Even though the Central Bank (CB) raised interest rates and simplified the operational framework of monetary policy, it did not give a signal for the future. In fact, the November inflation rate released at the beginning of December became equal to the elevated policy rate. It remained behind the acceleration of core inflation. It was quite obvious that the CB was making a raise within an “allowed framework.” It was again behind the inflation.
While the exchange rate remained at the same level it fell to when Finance Minister Berat Albayrak was removed, during the past three weeks since then, residents have opted for foreign currency and gold. In those three weeks starting Nov. 6, resident individuals and companies bought foreign currency and gold worth 4.7 billion dollars; while foreign investors brought in foreign currency to buy 1.8 billion dollars of bonds and stocks.
Residents continue to move away from the Turkish Lira despite the hikes in interest rates. This tells us that the issue regarding economic units is not only “nominal rate/real rate” concerns; it is actually beyond that.
Companies in difficulty
The place this excess credit expansion and the passion for negative real interest rates has taken us is here: While inflation will be booming, hike in interest rates will be inevitable. Raised interest rates will put those entrepreneurs in very difficult situations, who took credits to support their working capital under pandemic conditions. The economic boom will be followed by a recession that will last a couple of quarters, or maybe more.
The management of the pandemic crisis is somehow drifting from the attitude of “if you do not know the correct number of cases, then you will not worry,” and the efforts to put a blanket over problems, to stricter cover up measures. It will eventually bring a new contraction period for economic activities.

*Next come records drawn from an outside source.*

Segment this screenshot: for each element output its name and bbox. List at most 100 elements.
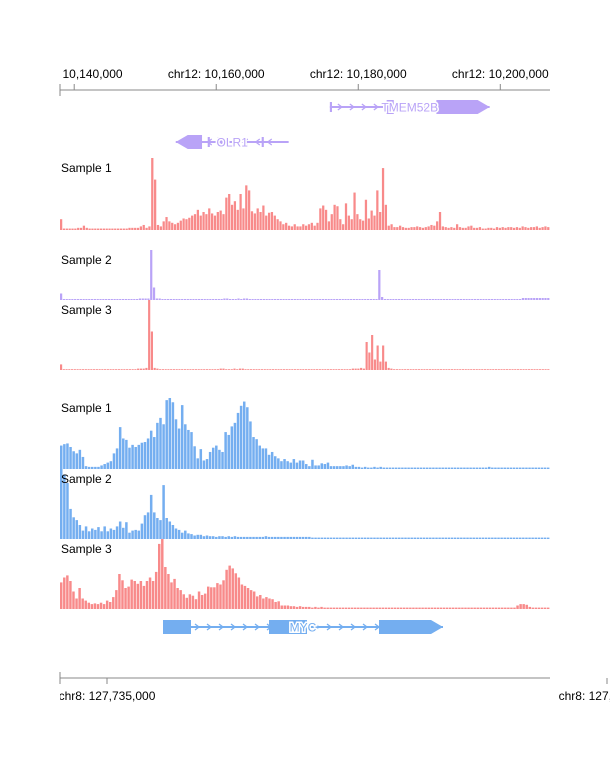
signal-bar [524, 227, 527, 230]
signal-bar [270, 212, 274, 230]
signal-bar [418, 227, 422, 230]
signal-bar [307, 224, 311, 230]
signal-bar [168, 521, 172, 539]
signal-bar [546, 607, 550, 609]
signal-bar [350, 219, 353, 230]
signal-bar [476, 607, 479, 609]
signal-bar [319, 208, 322, 230]
signal-bar [453, 227, 456, 230]
signal-bar [338, 369, 341, 370]
signal-bar [365, 342, 368, 370]
signal-bar [379, 466, 382, 469]
signal-bar [357, 368, 360, 370]
signal-bar [277, 536, 280, 539]
signal-bar [212, 299, 215, 300]
signal-bar [107, 299, 111, 300]
signal-bar [285, 369, 288, 370]
signal-bar [123, 369, 126, 370]
signal-bar [97, 228, 100, 230]
signal-bar [525, 467, 528, 469]
signal-bar [442, 369, 445, 370]
signal-bar [541, 369, 544, 370]
signal-bar [361, 299, 364, 300]
signal-bar [102, 228, 105, 230]
signal-bar [367, 218, 370, 230]
signal-bar [211, 447, 215, 469]
signal-bar [282, 299, 285, 300]
signal-bar [504, 607, 507, 609]
signal-bar [151, 581, 155, 609]
signal-bar [500, 537, 503, 539]
signal-bar [106, 462, 110, 469]
signal-bar [302, 224, 305, 230]
signal-bar [63, 444, 66, 469]
signal-bar [72, 517, 75, 539]
signal-bar [494, 607, 498, 609]
signal-bar [134, 529, 137, 539]
signal-bar [463, 537, 466, 539]
signal-bar [178, 369, 181, 370]
signal-bar [450, 467, 454, 469]
signal-bar [307, 299, 311, 300]
signal-bar [156, 368, 159, 370]
signal-bar [112, 369, 115, 370]
signal-bar [455, 224, 459, 230]
signal-bar [491, 537, 494, 539]
signal-bar [270, 451, 274, 469]
signal-bar [81, 456, 85, 469]
signal-bar [223, 298, 226, 300]
signal-bar [473, 607, 476, 609]
signal-bar [170, 369, 173, 370]
signal-bar [93, 299, 97, 300]
signal-bar [398, 467, 401, 469]
signal-bar [216, 583, 219, 609]
exon-block [269, 620, 307, 634]
signal-bar [69, 446, 72, 469]
signal-bar [255, 439, 258, 469]
signal-bar [120, 369, 123, 370]
signal-bar [187, 429, 190, 469]
signal-bar [458, 607, 461, 609]
signal-bar [226, 298, 229, 300]
signal-bar [259, 299, 263, 300]
signal-bar [416, 226, 419, 230]
signal-bar [84, 526, 88, 539]
signal-bar [396, 607, 400, 609]
signal-bar [376, 537, 379, 539]
signal-bar [519, 369, 522, 370]
strand-chevron [361, 103, 367, 111]
x-tick-label: chr8: 127,735,000 [59, 689, 156, 703]
signal-bar [228, 565, 231, 609]
signal-bar [358, 299, 361, 300]
signal-bar [140, 442, 144, 469]
signal-bar [441, 537, 444, 539]
signal-bar [262, 299, 265, 300]
signal-bar [362, 368, 365, 370]
signal-bar [122, 228, 125, 230]
signal-bar [248, 299, 251, 300]
signal-bar [410, 537, 413, 539]
signal-bar [252, 437, 255, 469]
signal-bar [368, 352, 371, 370]
signal-bar [95, 369, 98, 370]
signal-bar [180, 405, 184, 469]
signal-bar [194, 599, 198, 609]
signal-bar [494, 537, 497, 539]
signal-bar [339, 537, 342, 539]
signal-bar [179, 590, 182, 609]
signal-bar [373, 466, 376, 469]
exon-block [163, 620, 191, 634]
signal-bar [88, 228, 91, 230]
signal-bar [345, 465, 348, 469]
signal-bar [189, 299, 192, 300]
signal-bar [475, 537, 479, 539]
signal-bar [150, 250, 153, 300]
signal-bar [475, 467, 479, 469]
signal-bar [293, 224, 296, 230]
signal-bar [167, 299, 170, 300]
signal-bar [518, 467, 522, 469]
strand-chevron [242, 623, 249, 631]
signal-bar [308, 536, 311, 539]
signal-bar [310, 369, 313, 370]
signal-bar [504, 227, 507, 230]
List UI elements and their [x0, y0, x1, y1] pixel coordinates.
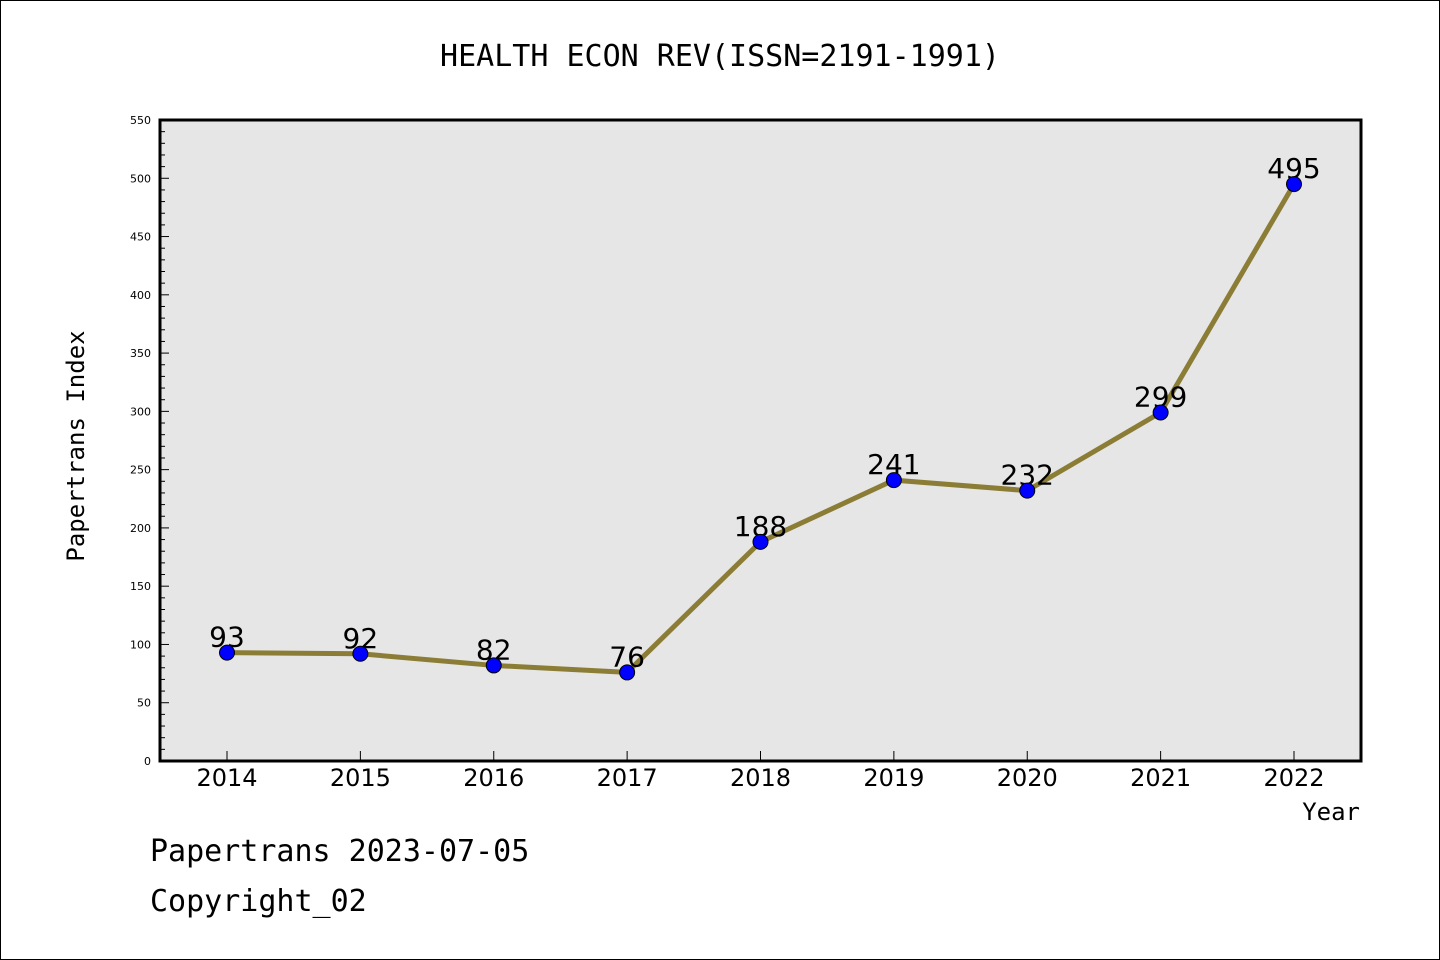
chart-title: HEALTH ECON REV(ISSN=2191-1991) — [440, 39, 1000, 74]
x-tick-label: 2016 — [463, 764, 524, 792]
y-tick-label: 350 — [130, 347, 151, 360]
x-tick-label: 2019 — [863, 764, 924, 792]
data-point — [352, 645, 369, 662]
y-tick-label: 0 — [144, 755, 151, 768]
data-point — [752, 533, 769, 550]
data-point — [619, 664, 636, 681]
x-tick-label: 2022 — [1263, 764, 1324, 792]
y-tick-label: 300 — [130, 405, 151, 418]
y-tick-label: 100 — [130, 638, 151, 651]
plot-area — [158, 118, 1363, 763]
data-point — [885, 472, 902, 489]
data-point — [1286, 176, 1302, 193]
y-axis: 0 50 100 150 200 250 300 350 400 450 500 550 — [130, 114, 169, 768]
data-markers — [219, 176, 1302, 681]
y-tick-label: 250 — [130, 464, 151, 477]
x-tick-label: 2015 — [330, 764, 391, 792]
y-tick-label: 550 — [130, 114, 151, 127]
footer-copyright: Copyright_02 — [150, 884, 367, 919]
y-tick-label: 150 — [130, 580, 151, 593]
y-tick-label: 50 — [137, 697, 151, 710]
x-tick-label: 2014 — [196, 764, 257, 792]
y-tick-label: 400 — [130, 289, 151, 302]
y-tick-label: 200 — [130, 522, 151, 535]
footer-date: Papertrans 2023-07-05 — [150, 834, 530, 869]
y-tick-label: 450 — [130, 231, 151, 244]
data-point — [219, 644, 235, 661]
y-tick-label: 500 — [130, 172, 151, 185]
data-point — [1152, 404, 1169, 421]
x-tick-label: 2017 — [597, 764, 658, 792]
x-tick-label: 2021 — [1130, 764, 1191, 792]
data-point — [1019, 482, 1036, 499]
x-tick-label: 2020 — [997, 764, 1058, 792]
x-tick-label: 2018 — [730, 764, 791, 792]
x-axis-label: Year — [1302, 798, 1360, 826]
x-axis: 2014 2015 2016 2017 2018 2019 2020 2021 2022 — [196, 751, 1325, 792]
y-axis-label: Papertrans Index — [62, 330, 90, 561]
data-point — [485, 657, 502, 674]
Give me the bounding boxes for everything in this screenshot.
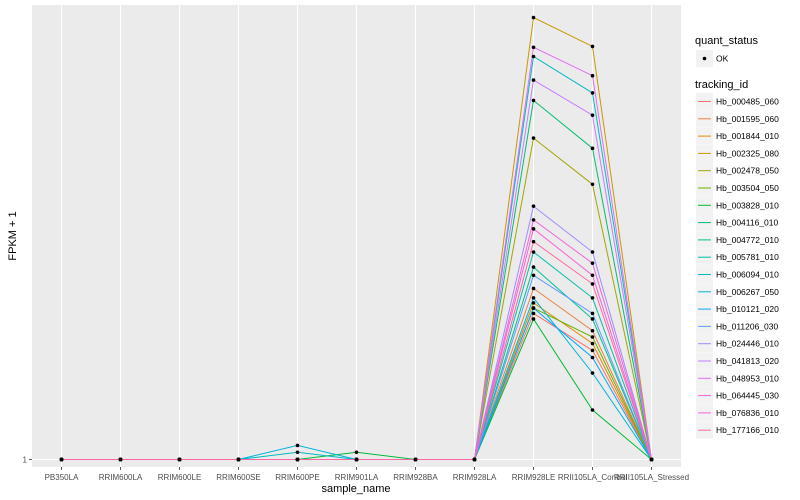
data-point — [531, 54, 536, 59]
data-point — [531, 265, 536, 269]
data-point — [531, 317, 536, 321]
data-point — [472, 457, 477, 462]
y-axis-title: FPKM + 1 — [7, 211, 19, 260]
data-point — [590, 335, 595, 339]
legend-label: Hb_064445_030 — [716, 391, 779, 401]
y-axis: 1 — [23, 455, 32, 464]
data-point — [590, 113, 595, 117]
data-point — [236, 457, 241, 462]
legend-label: Hb_006267_050 — [716, 287, 779, 297]
data-point — [295, 443, 300, 448]
data-points — [59, 15, 654, 462]
tracking-legend-items: Hb_000485_060 Hb_001595_060 Hb_001844_010 H… — [696, 93, 779, 439]
data-point — [590, 328, 595, 333]
data-point — [590, 91, 595, 95]
legend-label: Hb_076836_010 — [716, 408, 779, 418]
data-point — [295, 450, 300, 455]
data-point — [590, 73, 595, 78]
legend-label: Hb_004116_010 — [716, 218, 779, 228]
legend-label: Hb_003504_050 — [716, 183, 779, 193]
data-point — [590, 44, 595, 49]
legend-label: Hb_010121_020 — [716, 304, 779, 314]
data-point — [590, 261, 595, 265]
x-axis-title: sample_name — [321, 483, 390, 495]
legend-label: Hb_004772_010 — [716, 235, 779, 245]
data-point — [590, 341, 595, 346]
quant-status-label: OK — [716, 54, 729, 64]
legend: quant_status OK tracking_id Hb_000485_06… — [695, 35, 779, 439]
data-point — [354, 450, 359, 455]
data-point — [590, 146, 595, 151]
quant-status-point — [702, 56, 707, 61]
legend-label: Hb_041813_020 — [716, 356, 779, 366]
data-point — [531, 301, 536, 305]
data-point — [177, 457, 182, 462]
data-point — [590, 348, 595, 353]
data-point — [531, 98, 536, 103]
x-tick-label: RRIM928LA — [453, 473, 497, 482]
legend-label: Hb_024446_010 — [716, 339, 779, 349]
legend-label: Hb_011206_030 — [716, 321, 779, 331]
legend-label: Hb_006094_010 — [716, 270, 779, 280]
x-tick-label: RRIM928BA — [393, 473, 438, 482]
data-point — [590, 371, 595, 375]
data-point — [413, 457, 418, 462]
x-tick-label: RRII105LA_Control — [558, 473, 628, 482]
data-point — [531, 273, 536, 278]
legend-label: Hb_001844_010 — [716, 131, 779, 141]
data-point — [531, 286, 536, 291]
tracking-legend-title: tracking_id — [695, 79, 748, 91]
data-point — [590, 311, 595, 316]
legend-label: Hb_048953_010 — [716, 373, 779, 383]
x-tick-label: RRIM928LE — [512, 473, 556, 482]
legend-label: Hb_001595_060 — [716, 114, 779, 124]
data-point — [531, 296, 536, 300]
data-point — [531, 78, 536, 82]
legend-label: Hb_002325_080 — [716, 148, 779, 158]
x-axis: PB350LA RRIM600LA RRIM600LE RRIM600SE RRIM60… — [45, 467, 689, 482]
x-tick-label: RRIM600LA — [99, 473, 143, 482]
data-point — [531, 227, 536, 231]
quant-status-legend-title: quant_status — [695, 35, 758, 47]
data-point — [590, 273, 595, 278]
data-point — [531, 15, 536, 20]
data-point — [295, 457, 300, 462]
data-point — [649, 457, 654, 462]
data-point — [531, 311, 536, 316]
x-tick-label: RRIM901LA — [335, 473, 379, 482]
legend-label: Hb_002478_050 — [716, 166, 779, 176]
data-point — [590, 182, 595, 187]
y-tick-label: 1 — [23, 455, 28, 464]
x-tick-label: RRII105LA_Stressed — [614, 473, 689, 482]
legend-label: Hb_003828_010 — [716, 200, 779, 210]
data-point — [531, 218, 536, 222]
data-point — [590, 355, 595, 360]
data-point — [59, 457, 64, 462]
x-tick-label: RRIM600SE — [216, 473, 260, 482]
legend-label: Hb_000485_060 — [716, 97, 779, 107]
x-tick-label: RRIM600LE — [158, 473, 202, 482]
data-point — [354, 457, 359, 462]
data-point — [590, 296, 595, 300]
data-point — [531, 250, 536, 254]
x-tick-label: PB350LA — [45, 473, 79, 482]
data-point — [531, 239, 536, 244]
legend-label: Hb_005781_010 — [716, 252, 779, 262]
data-point — [531, 45, 536, 50]
data-point — [590, 408, 595, 412]
data-point — [590, 282, 595, 286]
data-point — [118, 457, 123, 462]
legend-label: Hb_177166_010 — [716, 425, 779, 435]
data-point — [531, 136, 536, 140]
data-point — [531, 306, 536, 310]
x-tick-label: RRIM600PE — [275, 473, 319, 482]
data-point — [590, 317, 595, 321]
data-point — [531, 204, 536, 208]
data-point — [590, 250, 595, 254]
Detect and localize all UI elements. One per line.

While it was crystal clear that under pandemic conditions, the balance of payments will be disrupted due to both tourism and capital movement, the lack of an economic policy boosted durable goods imports, gold importation, exchange rates and inflation, making us the only country in the world that had to increase interest rates.
In a process that we launched with slogans of “We will soon be on the rise,” what is left for us today is exchange rate, inflation, interest rate and increasing unemployment.
For a long time, seeing this management crisis, citizens and companies were taking their own measures. They were trying to take care of themselves. In this context, the answer to the question, “Why are residents still buying foreign currency and gold?” is very clear.
The issue is the governance crisis, the one that is based on one mind only.